In Texas, cowboys buck up at return of rodeos

Crowd members look on as a rider is thrown from his horse at the San Angelo Stock Show and Rodeo, April 16, 2021 in San Angelo, Texas

San Angelo (United States) (AFP) - It took Jeff Bertus 14 hours to drive from his small town in South Dakota to reach the Friday night rodeo in San Angelo, Texas, fueled by the young cowboy's hope of seeing eight seconds of action -- tops.

The baby-faced American aged 29 is a bull rider, one of the stars that rodeo crowds wait for all evening and who are often the reason people buy tickets.

Their job is to try and stay on the back of an out-of-control bull for eight seconds.

Once flung to the ground, they have to avoid being gored or crushed by the powerful animals. Only the boldest (and luckiest) earn a reward of $2,000 to $7,000 as best rider of the evening.

But despite the high stakes, the San Angelo rodeo is a real relief for the riders: after a year in which the coronavirus pandemic closed down much of the rodeo circuit, the event is a sign that things are starting to go back to normal.

Bertus is excited to finally get back in the saddle, where he's been comfortable since childhood.

"I've been doing it for quite a while, I guess," he says, smiling, as he uses resin to coat the rope that will go around the bull's stomach, and that he'll cling to while getting bucked around.

"Since I was little and started out with calves and slowly kept on, getting on more and more."

In winter, riders generally participate in a few competitions over the weekend. But during the summer, the high season, there are about five rodeos each week.

- Masks recommended but rare -

Then begins a busy, but also expensive time for them: "You can make a lot of money riding bulls in rodeos, but you also spend a lot of money like on fuel, plane tickets, hotels... all that stuff," says Ty Wainwright, a 22-year-old from Louisiana. "Just going up and down the road."

At San Angelo, the evenings are packed with patriotic tributes and Wild West-style competitions -- the national anthem, cowgirl races, Texas flag parades, lasso contests...

The rodeo, which takes place in the heart of ranching country, draws 5,000 spectators per night over three weekends.

Mask wearing is recommended but rarely followed. Fifteen days after the rodeo opened in early April, health authorities said that infection rates have stayed low in the county, with only three new cases out of 120,000 residents.

The pandemic has not disrupted this event at all, unlike so many others: the 2020 rodeo was scheduled a few weeks before the crisis broke out in the United States, and the 2021 rodeo was set a month after the state reopening announced by Governor Greg Abbott in early March.

- 'Full swing' -

Other rodeos were not so lucky. The biggest one in Texas, in Houston, was canceled in early February for the second year in a row.

"There's a couple of months when there wasn't any rodeos," says Jake Orman, a 29-year-old professional cowboy and a specialist in team calf roping.

There were a few during the summer, but "we had to drive like ten hours to every rodeo, and they didn't pay very good," he said. "But at least they were having rodeos."

Bull rider Wyatt Gregg, who coaches a Texas university rodeo team with his wife, says he stayed home doing "cowboy work, mainly.

"Stuck at the house, so (I got) a lot of fence work done and rebuilding, and working with cattle and horses at home for the most part," says the 31-year-old.

"But now it's set up, back in the full swing, summer round is coming up and (I) decided to be at it all summer long."

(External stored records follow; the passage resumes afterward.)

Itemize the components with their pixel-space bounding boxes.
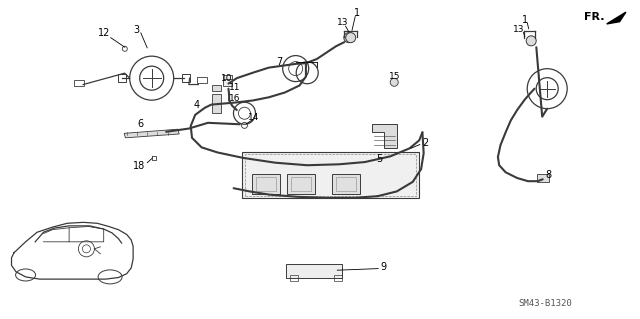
Text: 4: 4 [194, 100, 200, 110]
Bar [245, 154, 416, 196]
Bar [332, 174, 360, 194]
Bar [74, 80, 84, 86]
Bar [197, 77, 207, 83]
Polygon shape [372, 124, 397, 148]
Bar [252, 174, 280, 194]
Text: 9: 9 [381, 262, 387, 272]
Text: 6: 6 [137, 119, 143, 129]
Polygon shape [212, 85, 221, 91]
Text: 5: 5 [376, 154, 382, 164]
Polygon shape [607, 12, 626, 24]
Text: 16: 16 [228, 94, 240, 103]
Polygon shape [124, 129, 179, 138]
Circle shape [344, 33, 354, 43]
Text: 12: 12 [97, 28, 110, 39]
Circle shape [346, 33, 356, 43]
Bar [223, 79, 232, 86]
Text: FR.: FR. [584, 11, 604, 22]
Bar [335, 177, 356, 191]
Text: 8: 8 [545, 170, 552, 180]
Bar [287, 174, 315, 194]
Text: 10: 10 [221, 74, 233, 83]
Text: 18: 18 [133, 161, 146, 171]
Circle shape [390, 78, 398, 86]
Text: SM43-B1320: SM43-B1320 [518, 299, 572, 308]
Text: 1: 1 [354, 8, 360, 19]
Bar [255, 177, 276, 191]
Bar [223, 75, 232, 82]
Text: 11: 11 [229, 83, 241, 92]
Text: 1: 1 [522, 15, 528, 25]
Bar [537, 174, 548, 182]
Bar [291, 177, 311, 191]
Text: 13: 13 [337, 19, 349, 27]
Bar [242, 152, 419, 198]
Text: 3: 3 [133, 25, 140, 35]
Circle shape [526, 36, 536, 46]
Text: 7: 7 [276, 56, 283, 67]
Text: 15: 15 [388, 72, 400, 81]
Text: 2: 2 [422, 138, 429, 148]
Bar [182, 74, 189, 82]
Text: 13: 13 [513, 25, 524, 34]
Bar [118, 74, 125, 82]
Bar [290, 275, 298, 280]
Bar [333, 275, 342, 280]
Text: 14: 14 [248, 113, 260, 122]
FancyBboxPatch shape [285, 263, 342, 278]
Polygon shape [212, 94, 221, 113]
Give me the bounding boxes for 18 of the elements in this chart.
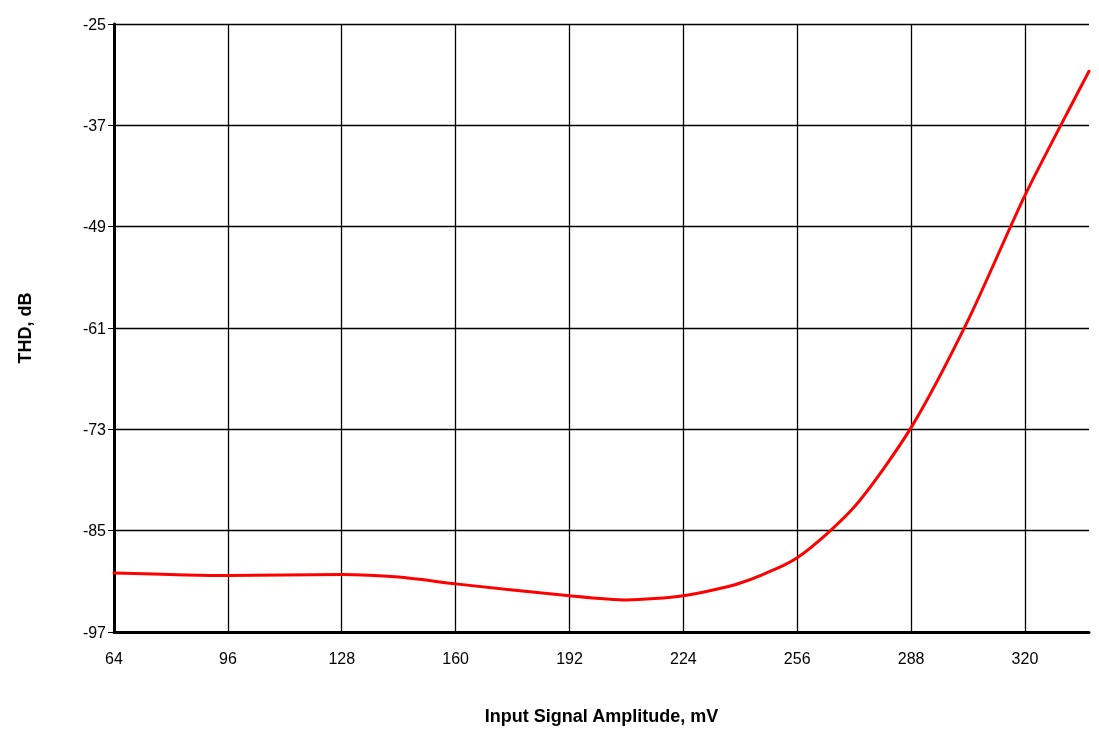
x-tick-label: 256 [783, 649, 811, 667]
x-tick-label: 128 [328, 649, 356, 667]
y-tick-label: -97 [82, 623, 107, 641]
y-tick-label: -85 [82, 522, 107, 540]
y-tick-label: -61 [82, 319, 107, 337]
y-axis-title: THD, dB [15, 292, 35, 364]
x-axis-title: Input Signal Amplitude, mV [484, 706, 719, 726]
x-tick-label: 64 [105, 649, 123, 667]
x-tick-label: 288 [897, 649, 925, 667]
y-tick-label: -49 [82, 218, 107, 236]
y-tick-label: -73 [82, 420, 107, 438]
x-tick-label: 192 [556, 649, 583, 667]
x-tick-label: 96 [218, 649, 237, 667]
x-tick-label: 224 [669, 649, 697, 667]
x-tick-label: 320 [1011, 649, 1039, 667]
y-tick-label: -25 [82, 15, 107, 33]
y-tick-label: -37 [82, 116, 107, 134]
x-tick-label: 160 [442, 649, 470, 667]
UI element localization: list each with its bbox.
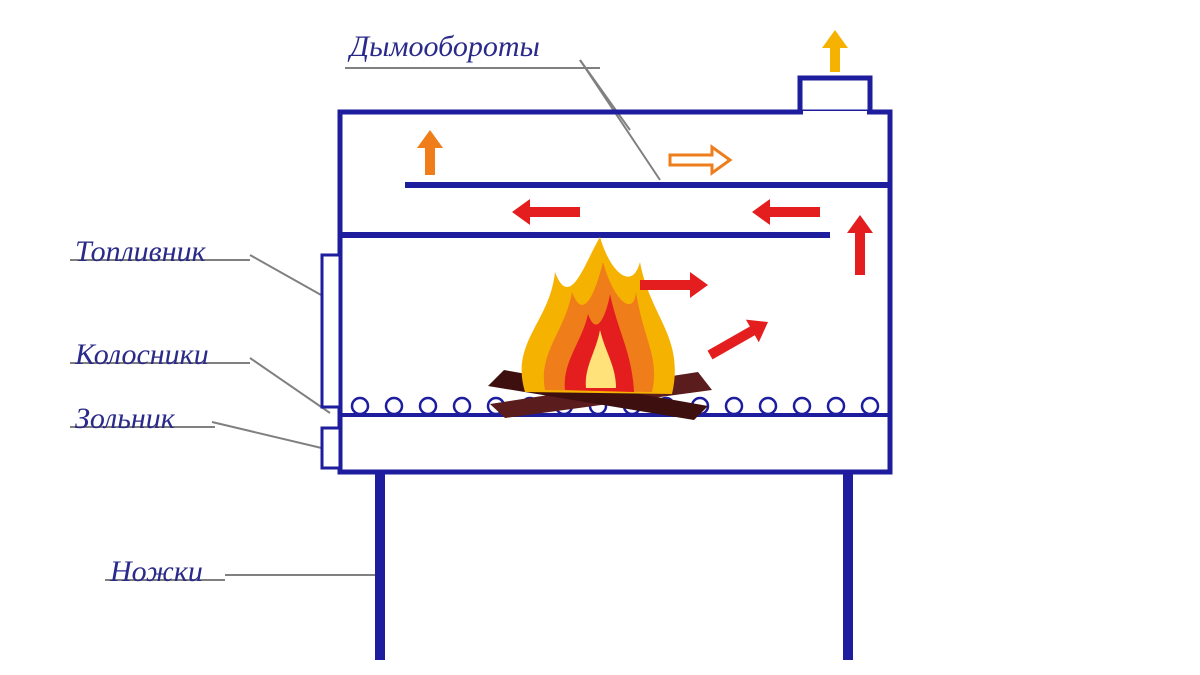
label-firebox: Топливник: [75, 235, 206, 269]
arrow-mid-left-r: [752, 199, 820, 225]
arrow-up-left: [417, 130, 443, 175]
arrow-mid-left-l: [512, 199, 580, 225]
label-ash-pit: Зольник: [75, 402, 175, 436]
arrow-top-right: [670, 147, 730, 173]
label-legs: Ножки: [110, 555, 203, 589]
label-smoke-channels: Дымообороты: [350, 30, 540, 64]
arrow-diag-right: [708, 320, 768, 360]
label-grate: Колосники: [75, 338, 209, 372]
arrow-low-right: [640, 272, 708, 298]
arrow-right-up: [847, 215, 873, 275]
arrow-exit-up: [822, 30, 848, 72]
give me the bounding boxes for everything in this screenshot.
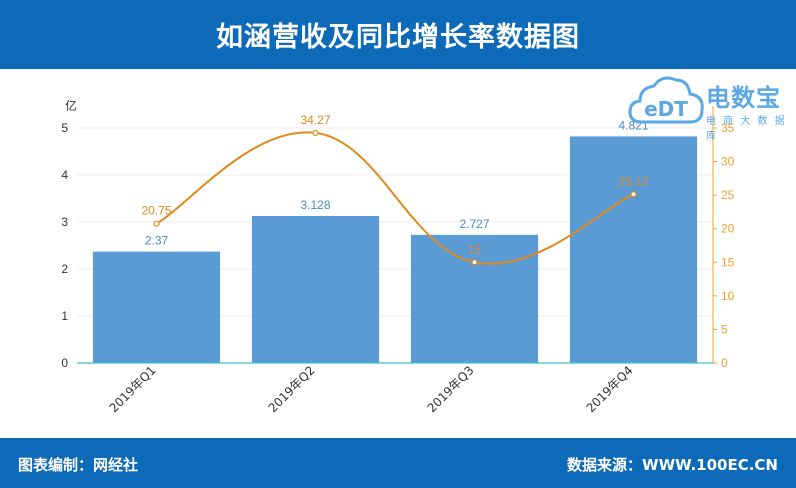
- line-point: [312, 129, 319, 137]
- y-tick-label: 4: [61, 168, 68, 182]
- y2-tick-label: 5: [721, 322, 728, 336]
- line-point: [630, 191, 637, 198]
- bar-value-label: 2.727: [459, 217, 489, 231]
- y2-tick-label: 10: [721, 289, 735, 303]
- bar-series: [92, 136, 698, 363]
- line-value-label: 25.12: [618, 174, 648, 188]
- y2-tick-label: 30: [721, 155, 735, 169]
- x-tick-label: 2019年Q3: [425, 363, 477, 415]
- y-tick-label: 0: [61, 356, 68, 370]
- y-tick-label: 3: [61, 215, 68, 229]
- footer-banner: 图表编制：网经社 数据来源：WWW.100EC.CN: [0, 438, 796, 488]
- x-tick-label: 2019年Q1: [107, 363, 159, 415]
- footer-credit: 图表编制：网经社: [18, 456, 139, 474]
- edt-logo: eDT 电数宝 电 商 大 数 据 库: [628, 72, 788, 142]
- line-value-label: 20.75: [141, 204, 171, 218]
- line-point: [153, 220, 160, 227]
- logo-name: 电数宝: [706, 84, 781, 112]
- bar: [92, 251, 221, 363]
- y-tick-label: 2: [61, 262, 68, 276]
- y2-tick-label: 15: [721, 255, 735, 269]
- cloud-logo-icon: eDT: [628, 76, 704, 124]
- logo-badge-text: eDT: [644, 97, 688, 121]
- y2-tick-label: 35: [721, 121, 735, 135]
- line-series: [153, 129, 637, 266]
- bar-value-label: 2.37: [145, 234, 169, 248]
- y2-tick-label: 0: [721, 356, 728, 370]
- y-tick-label: 1: [61, 309, 68, 323]
- bar-value-label: 3.128: [300, 198, 330, 212]
- y-tick-label: 5: [61, 121, 68, 135]
- footer-source: 数据来源：WWW.100EC.CN: [567, 456, 778, 474]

The rodeo gets off to a good start for Gregg because, unlike Bertus and Wainwright, he manages to stay on his bull for eight seconds. Although he is well ranked, he is eventually surpassed by a high-schooler, Jace Trosclair, who managed to make the most of the past odd year.

Thanks to virtual schooling, Trosclair was able to work and save enough to leave his town of Chauvin, Louisiana, and embark on the great American rodeo tour. This was his first time competing in such a major event.